Even with that figured out, the decision was not an easy one. I first had to make sure that I would enjoy being a dentist, so I spent a few months shadowing at a nearby dental practice. There, I got a better sense of the profession (which I liked) and began to transition from a purely analytical to service-oriented way of thinking.

However, I still had some doubts about going back to school for so long and learning completely different subjects. I had doubts about whether or not I would be missing out in the short-term since my friends would be starting their lives as young professionals together. And I also wondered if I had just wasted four years of college. In the end, I decided that my long-term goals were worth the short-term sacrifice, and that I could still utilize the business skills that I picked up as an undergrad when I open a dental practice in the future.

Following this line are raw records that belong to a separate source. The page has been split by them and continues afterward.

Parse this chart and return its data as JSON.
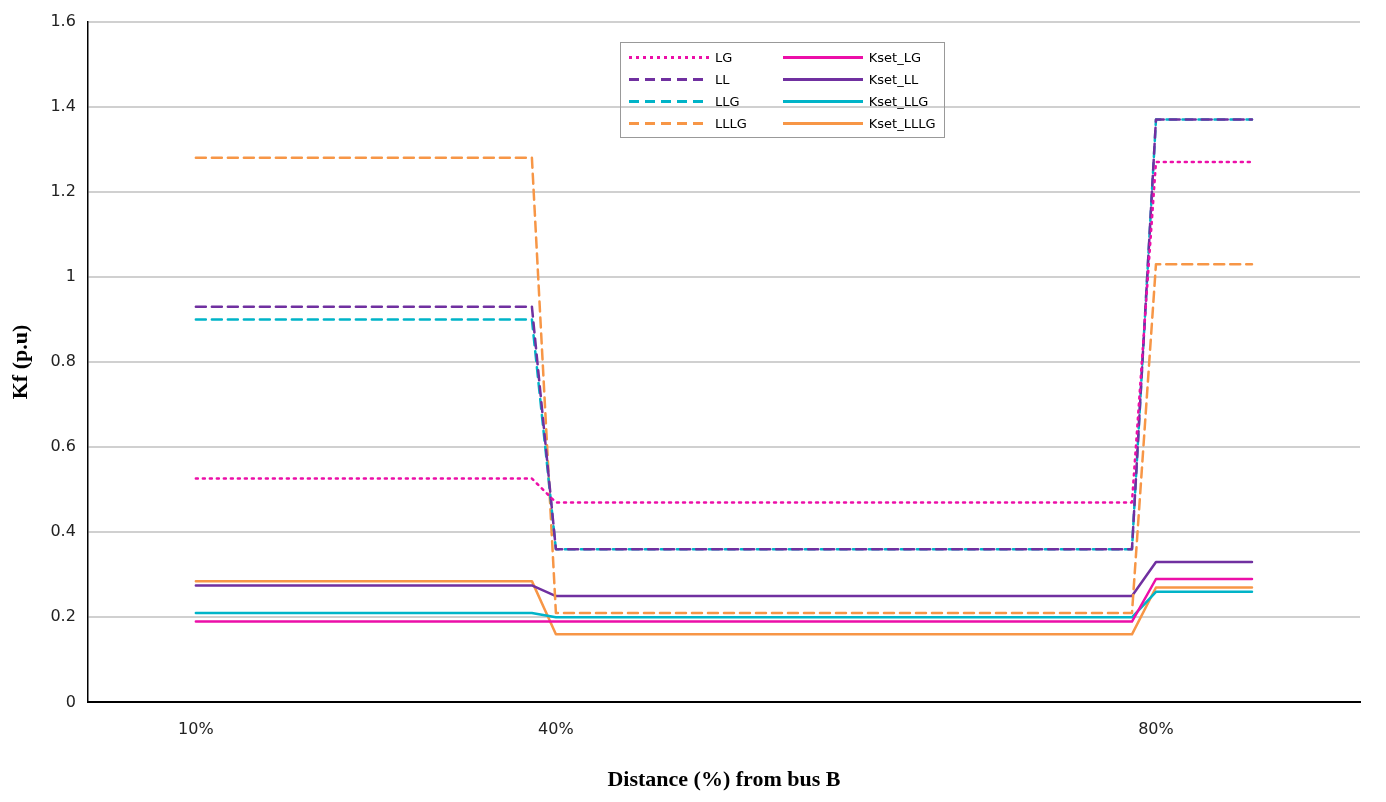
{
  "chart_data": {
    "type": "line",
    "xlabel": "Distance (%) from bus B",
    "ylabel": "Kf (p.u)",
    "categories": [
      null,
      null,
      null,
      null,
      "10%",
      null,
      null,
      null,
      null,
      null,
      null,
      null,
      null,
      null,
      null,
      null,
      null,
      null,
      null,
      "40%",
      null,
      null,
      null,
      null,
      null,
      null,
      null,
      null,
      null,
      null,
      null,
      null,
      null,
      null,
      null,
      null,
      null,
      null,
      null,
      null,
      null,
      null,
      null,
      null,
      "80%",
      null,
      null,
      null,
      null,
      null,
      null,
      null,
      null
    ],
    "ylim": [
      0,
      1.6
    ],
    "yticks": [
      0,
      0.2,
      0.4,
      0.6,
      0.8,
      1,
      1.2,
      1.4,
      1.6
    ],
    "grid": "y",
    "legend": "top",
    "marker": "none",
    "series": [
      {
        "name": "LG",
        "color": "#ec0fa8",
        "line_style": "dotted",
        "values": [
          null,
          null,
          null,
          null,
          0.526,
          0.526,
          0.526,
          0.526,
          0.526,
          0.526,
          0.526,
          0.526,
          0.526,
          0.526,
          0.526,
          0.526,
          0.526,
          0.526,
          0.526,
          0.47,
          0.47,
          0.47,
          0.47,
          0.47,
          0.47,
          0.47,
          0.47,
          0.47,
          0.47,
          0.47,
          0.47,
          0.47,
          0.47,
          0.47,
          0.47,
          0.47,
          0.47,
          0.47,
          0.47,
          0.47,
          0.47,
          0.47,
          0.47,
          0.47,
          1.27,
          1.27,
          1.27,
          1.27,
          1.27,
          null,
          null,
          null,
          null
        ]
      },
      {
        "name": "LL",
        "color": "#7030a0",
        "line_style": "dashed",
        "values": [
          null,
          null,
          null,
          null,
          0.93,
          0.93,
          0.93,
          0.93,
          0.93,
          0.93,
          0.93,
          0.93,
          0.93,
          0.93,
          0.93,
          0.93,
          0.93,
          0.93,
          0.93,
          0.36,
          0.36,
          0.36,
          0.36,
          0.36,
          0.36,
          0.36,
          0.36,
          0.36,
          0.36,
          0.36,
          0.36,
          0.36,
          0.36,
          0.36,
          0.36,
          0.36,
          0.36,
          0.36,
          0.36,
          0.36,
          0.36,
          0.36,
          0.36,
          0.36,
          1.37,
          1.37,
          1.37,
          1.37,
          1.37,
          null,
          null,
          null,
          null
        ]
      },
      {
        "name": "LLG",
        "color": "#00b4c8",
        "line_style": "dashed",
        "values": [
          null,
          null,
          null,
          null,
          0.9,
          0.9,
          0.9,
          0.9,
          0.9,
          0.9,
          0.9,
          0.9,
          0.9,
          0.9,
          0.9,
          0.9,
          0.9,
          0.9,
          0.9,
          0.36,
          0.36,
          0.36,
          0.36,
          0.36,
          0.36,
          0.36,
          0.36,
          0.36,
          0.36,
          0.36,
          0.36,
          0.36,
          0.36,
          0.36,
          0.36,
          0.36,
          0.36,
          0.36,
          0.36,
          0.36,
          0.36,
          0.36,
          0.36,
          0.36,
          1.37,
          1.37,
          1.37,
          1.37,
          1.37,
          null,
          null,
          null,
          null
        ]
      },
      {
        "name": "LLLG",
        "color": "#f79646",
        "line_style": "dashed",
        "values": [
          null,
          null,
          null,
          null,
          1.28,
          1.28,
          1.28,
          1.28,
          1.28,
          1.28,
          1.28,
          1.28,
          1.28,
          1.28,
          1.28,
          1.28,
          1.28,
          1.28,
          1.28,
          0.21,
          0.21,
          0.21,
          0.21,
          0.21,
          0.21,
          0.21,
          0.21,
          0.21,
          0.21,
          0.21,
          0.21,
          0.21,
          0.21,
          0.21,
          0.21,
          0.21,
          0.21,
          0.21,
          0.21,
          0.21,
          0.21,
          0.21,
          0.21,
          0.21,
          1.03,
          1.03,
          1.03,
          1.03,
          1.03,
          null,
          null,
          null,
          null
        ]
      },
      {
        "name": "Kset_LG",
        "color": "#ec0fa8",
        "line_style": "solid",
        "values": [
          null,
          null,
          null,
          null,
          0.19,
          0.19,
          0.19,
          0.19,
          0.19,
          0.19,
          0.19,
          0.19,
          0.19,
          0.19,
          0.19,
          0.19,
          0.19,
          0.19,
          0.19,
          0.19,
          0.19,
          0.19,
          0.19,
          0.19,
          0.19,
          0.19,
          0.19,
          0.19,
          0.19,
          0.19,
          0.19,
          0.19,
          0.19,
          0.19,
          0.19,
          0.19,
          0.19,
          0.19,
          0.19,
          0.19,
          0.19,
          0.19,
          0.19,
          0.19,
          0.29,
          0.29,
          0.29,
          0.29,
          0.29,
          null,
          null,
          null,
          null
        ]
      },
      {
        "name": "Kset_LL",
        "color": "#7030a0",
        "line_style": "solid",
        "values": [
          null,
          null,
          null,
          null,
          0.275,
          0.275,
          0.275,
          0.275,
          0.275,
          0.275,
          0.275,
          0.275,
          0.275,
          0.275,
          0.275,
          0.275,
          0.275,
          0.275,
          0.275,
          0.25,
          0.25,
          0.25,
          0.25,
          0.25,
          0.25,
          0.25,
          0.25,
          0.25,
          0.25,
          0.25,
          0.25,
          0.25,
          0.25,
          0.25,
          0.25,
          0.25,
          0.25,
          0.25,
          0.25,
          0.25,
          0.25,
          0.25,
          0.25,
          0.25,
          0.33,
          0.33,
          0.33,
          0.33,
          0.33,
          null,
          null,
          null,
          null
        ]
      },
      {
        "name": "Kset_LLG",
        "color": "#00b4c8",
        "line_style": "solid",
        "values": [
          null,
          null,
          null,
          null,
          0.21,
          0.21,
          0.21,
          0.21,
          0.21,
          0.21,
          0.21,
          0.21,
          0.21,
          0.21,
          0.21,
          0.21,
          0.21,
          0.21,
          0.21,
          0.2,
          0.2,
          0.2,
          0.2,
          0.2,
          0.2,
          0.2,
          0.2,
          0.2,
          0.2,
          0.2,
          0.2,
          0.2,
          0.2,
          0.2,
          0.2,
          0.2,
          0.2,
          0.2,
          0.2,
          0.2,
          0.2,
          0.2,
          0.2,
          0.2,
          0.26,
          0.26,
          0.26,
          0.26,
          0.26,
          null,
          null,
          null,
          null
        ]
      },
      {
        "name": "Kset_LLLG",
        "color": "#f79646",
        "line_style": "solid",
        "values": [
          null,
          null,
          null,
          null,
          0.285,
          0.285,
          0.285,
          0.285,
          0.285,
          0.285,
          0.285,
          0.285,
          0.285,
          0.285,
          0.285,
          0.285,
          0.285,
          0.285,
          0.285,
          0.16,
          0.16,
          0.16,
          0.16,
          0.16,
          0.16,
          0.16,
          0.16,
          0.16,
          0.16,
          0.16,
          0.16,
          0.16,
          0.16,
          0.16,
          0.16,
          0.16,
          0.16,
          0.16,
          0.16,
          0.16,
          0.16,
          0.16,
          0.16,
          0.16,
          0.27,
          0.27,
          0.27,
          0.27,
          0.27,
          null,
          null,
          null,
          null
        ]
      }
    ]
  }
}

Being part of the Tufts Postbac has been a great experience for me so far. I have really gotten close with other members of the program who are in the same boat, which has made the transition a lot easier.

The classes aren’t overwhelming, since we are only taking two classes a semester (currently BIO14 and CHEM1) instead of the usual four. This allows us to volunteer, shadow, or even work part-time. And there has been an abundance of career and academic support from professors, TAs, tutors, and advisors, so that the material is easier to understand. Although I may have had some uncertainties when I first entered the Tufts Premed Postbac program, they are fading fast as I adjust, and I can truly say that I am looking forward to continuing on this new career path.